Het college van procureurs-generaal zat ‘strak in de wedstrijd’ over de arbeidsvoorwaarden, hoorde ik. Op actievergaderingen maakten hoofdofficieren duidelijk dat het OM zelfs een kort geding voorbereidde om een mogelijke collectieve staking te verbieden. Wat de stemming nogal bedierf én de verhoudingen compliceerde. Er was immers ook een risico op wilde acties door boze, overwerkte rechters en officieren. In combinatie met een eventuele openlijke botsing tussen OM en rechtspraak zou dat de aandacht nogal afleiden. Zo’n kort geding zou immers uitgevochten moeten worden bij een onpartijdige rechter. O ironie: iemand die voor de gelegenheid geen mening had of mocht hebben, over z’n eigen arbeidsvoorwaarden. Hier dreigde een farce.

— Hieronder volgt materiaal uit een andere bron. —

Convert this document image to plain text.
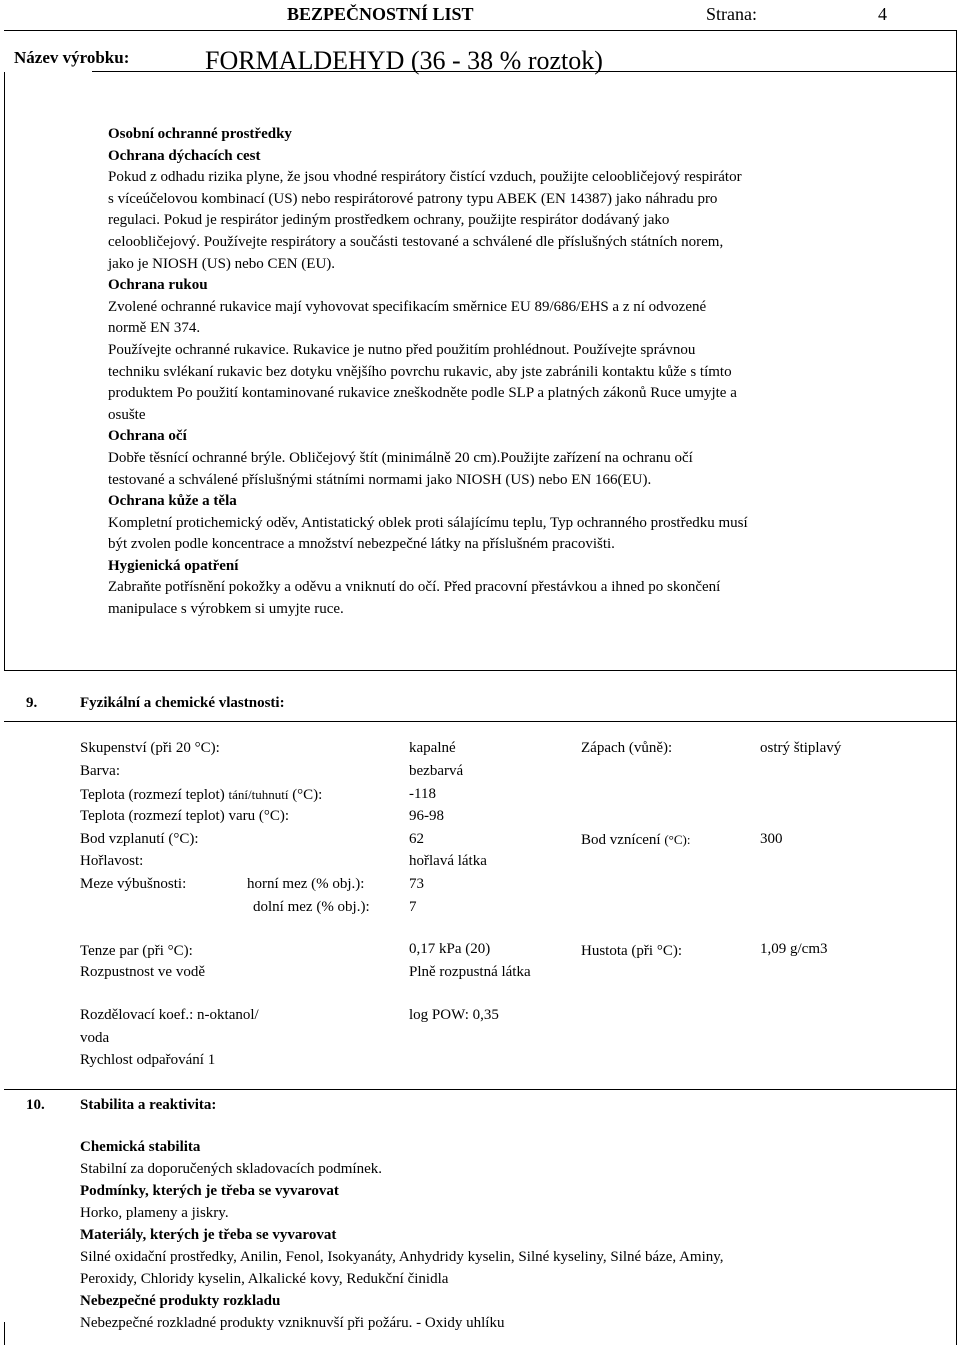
BEZPEČNOSTNÍ LIST	Strana:	4
Název výrobku:	FORMALDEHYD (36 - 38 % roztok)
Osobní ochranné prostředky
Ochrana dýchacích cest
Pokud z odhadu rizika plyne, že jsou vhodné respirátory čistící vzduch, použijte celoobličejový respirátor
s víceúčelovou kombinací (US) nebo respirátorové patrony typu ABEK (EN 14387) jako náhradu pro
regulaci. Pokud je respirátor jediným prostředkem ochrany, použijte respirátor dodávaný jako
celoobličejový. Používejte respirátory a součásti testované a schválené dle příslušných státních norem,
jako je NIOSH (US) nebo CEN (EU).
Ochrana rukou
Zvolené ochranné rukavice mají vyhovovat specifikacím směrnice EU 89/686/EHS a z ní odvozené
normě EN 374.
Používejte ochranné rukavice. Rukavice je nutno před použitím prohlédnout. Používejte správnou
techniku svlékaní rukavic bez dotyku vnějšího povrchu rukavic, aby jste zabránili kontaktu kůže s tímto
produktem Po použití kontaminované rukavice zneškodněte podle SLP a platných zákonů Ruce umyjte a
osušte
Ochrana očí
Dobře těsnící ochranné brýle. Obličejový štít (minimálně 20 cm).Použijte zařízení na ochranu očí
testované a schválené příslušnými státními normami jako NIOSH (US) nebo EN 166(EU).
Ochrana kůže a těla
Kompletní protichemický oděv, Antistatický oblek proti sálajícímu teplu, Typ ochranného prostředku musí
být zvolen podle koncentrace a množství nebezpečné látky na příslušném pracovišti.
Hygienická opatření
Zabraňte potřísnění pokožky a oděvu a vniknutí do očí. Před pracovní přestávkou a ihned po skončení
manipulace s výrobkem si umyjte ruce.
9.	Fyzikální a chemické vlastnosti:
Skupenství (při 20 °C):	kapalné	Zápach (vůně):	ostrý štiplavý
Barva:	bezbarvá
Teplota (rozmezí teplot) tání/tuhnutí (°C):	-118
Teplota (rozmezí teplot) varu (°C):	96-98
Bod vzplanutí (°C):	62	Bod vznícení (°C):	300
Hořlavost:	hořlavá látka
Meze výbušnosti:	horní mez (% obj.):	73
dolní mez (% obj.):	7
Tenze par (při °C):	0,17 kPa (20)	Hustota (při °C):	1,09 g/cm3
Rozpustnost ve vodě	Plně rozpustná látka
Rozdělovací koef.: n-oktanol/	log POW: 0,35
voda
Rychlost odpařování 1
10. Stabilita a reaktivita:
Chemická stabilita
Stabilní za doporučených skladovacích podmínek.
Podmínky, kterých je třeba se vyvarovat
Horko, plameny a jiskry.
Materiály, kterých je třeba se vyvarovat
Silné oxidační prostředky, Anilin, Fenol, Isokyanáty, Anhydridy kyselin, Silné kyseliny, Silné báze, Aminy,
Peroxidy, Chloridy kyselin, Alkalické kovy, Redukční činidla
Nebezpečné produkty rozkladu
Nebezpečné rozkladné produkty vzniknuvší při požáru. - Oxidy uhlíku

In de onderhandelingen waren de voorzitters van Raad en college zoals altijd als ‘waarnemers’ aanwezig. Maar daar onderhandelden ze ‘mee met de minister’, zo vonden de werknemers. Pas toen die het overleg afbraken, kozen de ambtelijke bazen na enig intern duw- en trekwerk met de NVvR, partij vóór het eigen personeel. Daarmee was het pleit feitelijk beslecht – geen stakingen, geen kort geding, geen steun voor de minister – die daarna wel moest leveren. Weerwind kwam daarop met een voorstel. Een ‘getrapte’ salarisverhoging over een aantal jaren en een eenmalige financiële compensatie voor inflatie en werkdruk. Daar gingen de togadragers op de werkvloer mee akkoord, met de aantekening ‘zonder enthousiasme’. Immers, de kern van de kwestie was niet geregeld – de overbelasting. Dat was ook aan de uitslag af te lezen. 70 procent van de rechters stemde voor het resultaat, maar van de officieren maar 48 procent. Daar is de druk het grootst en het vertrouwen het geringst, is de uitleg. Dat de minister intussen zonder inspraak, advies of overleg een nieuwe college-voorzitter benoemde, hielp niet.

Wegbezuinigd

Zijn er al suggesties voor verlichting van de werkdruk? Het personeel wordt nu geraadpleegd: stuur je ideeën in, ‘rijp en groen door elkaar’ graag. Dat varieert van een vaste zittingsvrije dag in de week, om éven na te kunnen denken, tot het vergemakkelijken van de toegang tot het ambt van rechter of officier: bijvoorbeeld talentvolle secretarissen en griffiers intern laten doorstromen. De besten vertrekken nu doorgaans na drie jaar, naar overheid of vrije markt. Meer geld en meer kansen.

Velen binnen de magistratuur dromen van herstel van de eigen opleiding. Dus weer onervaren juristen uit de collegebanken mogen aannemen om ze intern op te leiden. Die zesjarige opleiding is in 2012 wegbezuinigd. De nood is intussen hoog – op sommige parketten zijn er vacaturepercentages van 30 procent.